Vanwege die lasterpraat moest ik het land uit. Voor Dmitri brak een spannend moment aan. Wist hogerhand van zijn verraad?
„Als ik problemen krijg met de KGB”, zei Dmitri, „belt mijn broer je op en dan zegt ie dat Bella puppy’s krijgt.”
„Goed idee”, antwoordde ik. „En als Bella puppy’s krijgt, laat hem dan zeggen dat jij problemen hebt met de KGB.”
Volgens de principes van het gesloten systeem val je naar buiten toe de eigen groep nooit af. Doe je dat toch, dan val je in ongenade. Door die regel te overtreden had Dmitri risico’s genomen. Hij bofte. Hij werd nooit gepakt.
Solzjenitsyn, Sacharov, Bonner, Brodski, Sjtsjaranski, Rostropovitsj – lang is de lijst van bekende en onbekende Sovjetburgers die in het eigen land als afvallige en verrader werden weggezet. En ook nu weer, onder Poetin, loop je als buitenbeentje gevaar. Vraag maar aan Zjanna, dochter van de vermoorde oppositieleider Boris Nemtsov. Zelf is ze onlangs Rusland ontvlucht.
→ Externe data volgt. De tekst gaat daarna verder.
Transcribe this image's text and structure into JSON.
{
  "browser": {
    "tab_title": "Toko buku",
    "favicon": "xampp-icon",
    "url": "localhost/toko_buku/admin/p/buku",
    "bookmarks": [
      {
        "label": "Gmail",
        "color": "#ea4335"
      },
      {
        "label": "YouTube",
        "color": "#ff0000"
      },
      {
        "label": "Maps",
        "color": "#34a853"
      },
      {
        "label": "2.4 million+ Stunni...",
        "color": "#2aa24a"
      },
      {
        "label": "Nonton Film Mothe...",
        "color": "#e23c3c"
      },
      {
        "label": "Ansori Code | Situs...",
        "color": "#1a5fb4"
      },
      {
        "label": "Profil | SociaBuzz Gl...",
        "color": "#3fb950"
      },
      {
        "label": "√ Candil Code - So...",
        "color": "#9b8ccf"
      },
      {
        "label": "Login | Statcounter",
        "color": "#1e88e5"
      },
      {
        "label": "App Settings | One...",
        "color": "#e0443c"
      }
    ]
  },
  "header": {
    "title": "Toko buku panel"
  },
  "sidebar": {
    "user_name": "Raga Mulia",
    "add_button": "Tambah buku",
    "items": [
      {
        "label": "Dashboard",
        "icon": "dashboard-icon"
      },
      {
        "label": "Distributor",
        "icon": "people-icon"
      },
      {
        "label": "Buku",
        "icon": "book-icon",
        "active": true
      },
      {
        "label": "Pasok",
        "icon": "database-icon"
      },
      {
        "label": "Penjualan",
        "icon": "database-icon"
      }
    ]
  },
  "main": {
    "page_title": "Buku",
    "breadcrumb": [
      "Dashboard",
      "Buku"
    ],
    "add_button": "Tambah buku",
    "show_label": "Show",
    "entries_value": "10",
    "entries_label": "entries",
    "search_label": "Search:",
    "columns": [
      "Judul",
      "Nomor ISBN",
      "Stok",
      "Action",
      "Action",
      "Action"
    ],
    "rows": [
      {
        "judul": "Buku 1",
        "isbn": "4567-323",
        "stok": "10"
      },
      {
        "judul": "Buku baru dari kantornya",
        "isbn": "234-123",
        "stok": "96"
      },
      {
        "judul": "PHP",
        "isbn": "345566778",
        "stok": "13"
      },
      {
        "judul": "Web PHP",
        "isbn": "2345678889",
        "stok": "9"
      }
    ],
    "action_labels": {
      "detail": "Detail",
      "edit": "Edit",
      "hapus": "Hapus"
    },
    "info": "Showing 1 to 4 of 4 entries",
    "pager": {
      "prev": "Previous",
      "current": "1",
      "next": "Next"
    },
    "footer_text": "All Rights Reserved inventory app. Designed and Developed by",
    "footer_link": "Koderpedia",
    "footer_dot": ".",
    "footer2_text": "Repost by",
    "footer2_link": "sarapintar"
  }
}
„Wel trouw blijven aan Nederland hoor”, zei mijn vader toen ik Russisch ging studeren. Wat betekende dat? Ben ik, zoon van een oud-KNIL’er, verplicht om Poncke Princen te veroordelen omdat hij tijdens de politionele acties de kant van Indonesië koos? Dat vertik ik. En was Multatuli dan niet net zo fout?
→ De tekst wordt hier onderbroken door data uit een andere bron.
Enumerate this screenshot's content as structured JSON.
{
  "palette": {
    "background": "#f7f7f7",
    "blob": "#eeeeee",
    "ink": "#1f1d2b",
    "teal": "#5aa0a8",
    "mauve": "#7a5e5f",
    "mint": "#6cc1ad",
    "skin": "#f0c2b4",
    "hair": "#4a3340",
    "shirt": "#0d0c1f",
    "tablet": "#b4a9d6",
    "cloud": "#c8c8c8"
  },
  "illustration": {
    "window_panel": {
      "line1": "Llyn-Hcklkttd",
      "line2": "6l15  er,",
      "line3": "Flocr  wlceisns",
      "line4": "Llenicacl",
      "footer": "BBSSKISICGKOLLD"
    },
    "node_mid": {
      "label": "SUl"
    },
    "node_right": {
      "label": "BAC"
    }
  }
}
„Marlene go home!”, brulde een menigte in Berlijn toen Marlene Dietrich daar in 1960 op bezoek was. Een verrader vonden veel Duitsers haar, omdat ze tijdens de oorlog voor geallieerde soldaten had gezongen. Een moordwijf, als je het mij vraagt.
Eigenlijk ben ik zelf een miezerige verrader. In 2009 tekende ik in De Gelderlander op, wat ouders meemaakten toen in Spanje een schoolbus omsloeg. Eén dode en een aantal gewonden. Mijn zoon zat in die bus. Chaos. Urenlange onzekerheid. Dat schreef ik allemaal op, tot ongenoegen van de school. Als ouder was ik een insider en daarom vond de school dat ik mijn mond had moeten houden. Volgens de wet van de eigen groep.
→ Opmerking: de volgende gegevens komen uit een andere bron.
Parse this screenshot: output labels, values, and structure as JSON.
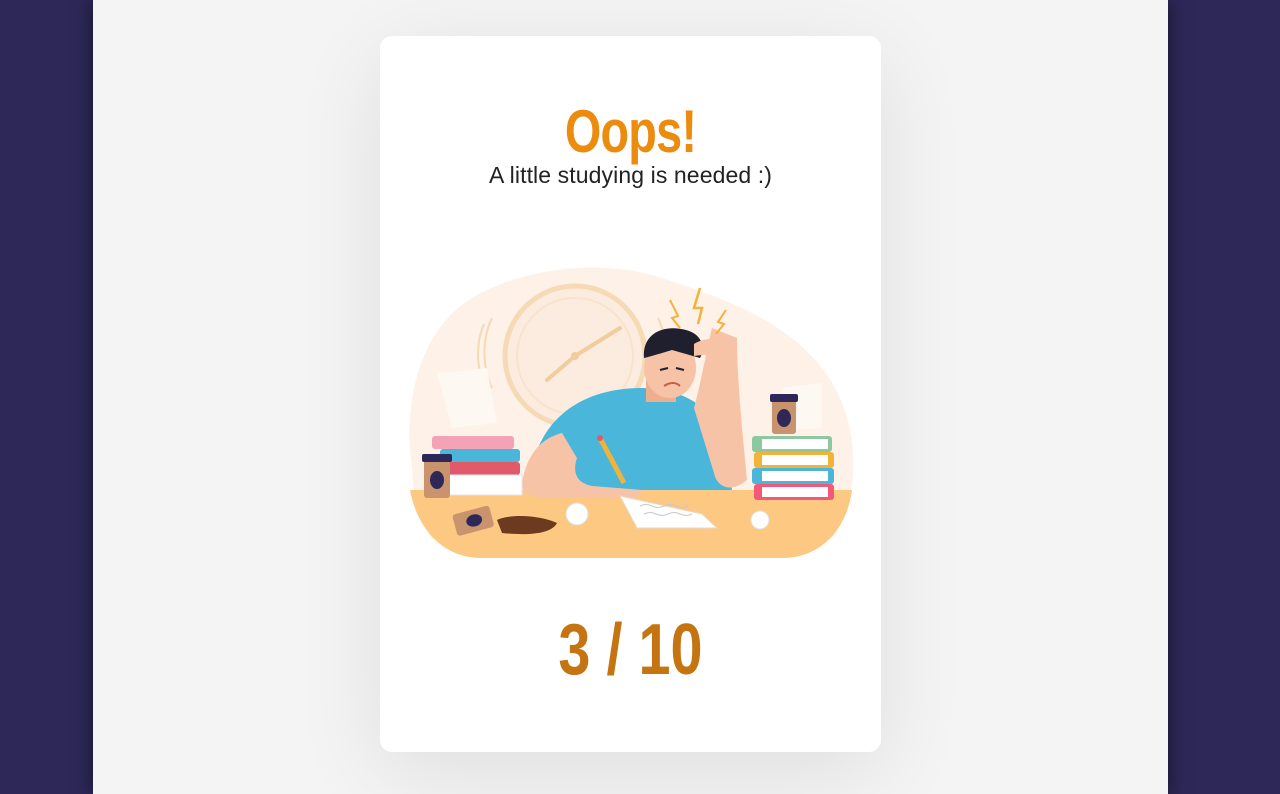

Vorige week pleegde ik alweer verraad. Ik heb het voor elkaar gekregen om vlak na mijn pensionering in onmin met de krant te geraken en zwijg niet. Hier en daar klinkt gemor. Sommige oud-collega’s tonen zich minder geamuseerd. Alweer volgens de primitieve wet van de eigen groep.
Dat is meteen de paradox van de journalistiek. We wroeten ongeneerd in andermans beerput, bijvoorbeeld die van de Nijmeegse schouwburg. Dat brak directeur Albert Krielen lelijk op. Puike prestatie van een collega, niks mis mee. Maar de vuile was buiten hangen, dat is iets voor anderen. Vindt de journalist. Zodra iemand uit eigen kring uit de school klapt, deugt hij niet.
Dan deug ik maar niet. De Persgroep, de nieuwe eigenaar van mijn oude krant, dendert als een bulldozer door het bedrijf. Freelancers worden verder afgeknepen. En opeens trof oudgediende Stefan Verwey zijn tekeningen niet meer aan in de krant. Zonder enige kennisgeving vooraf. En achteraf.
Columnist Ephimenco bij Trouw, ook een Persgroepkrant, zag na veertien jaar zijn vakantievergoeding van 750 euro geschrapt, evenals collega Rob Schouten. ‘Dit soort regelingen past niet in het Persgroepbeleid.’ BN’er Jan Mulder daarentegen mag van diezelfde Persgroep tegen een beloning van 5.200 euro per column wekelijks een stukje gaan tikken voor de Belgische krant Het Laatste Nieuws.
Ga ik zwijgen? Nee. Deed ik ook niet bij de Russen. Drie jaar na mijn verbanning mocht ik weer terug naar Moskou. In de vier jaren die volgden, heb ik geen woord ingeslikt. Zoals ik de dingen zie, zo schrijf ik ze op. Daar. Hier. Toen. Nu. En straks.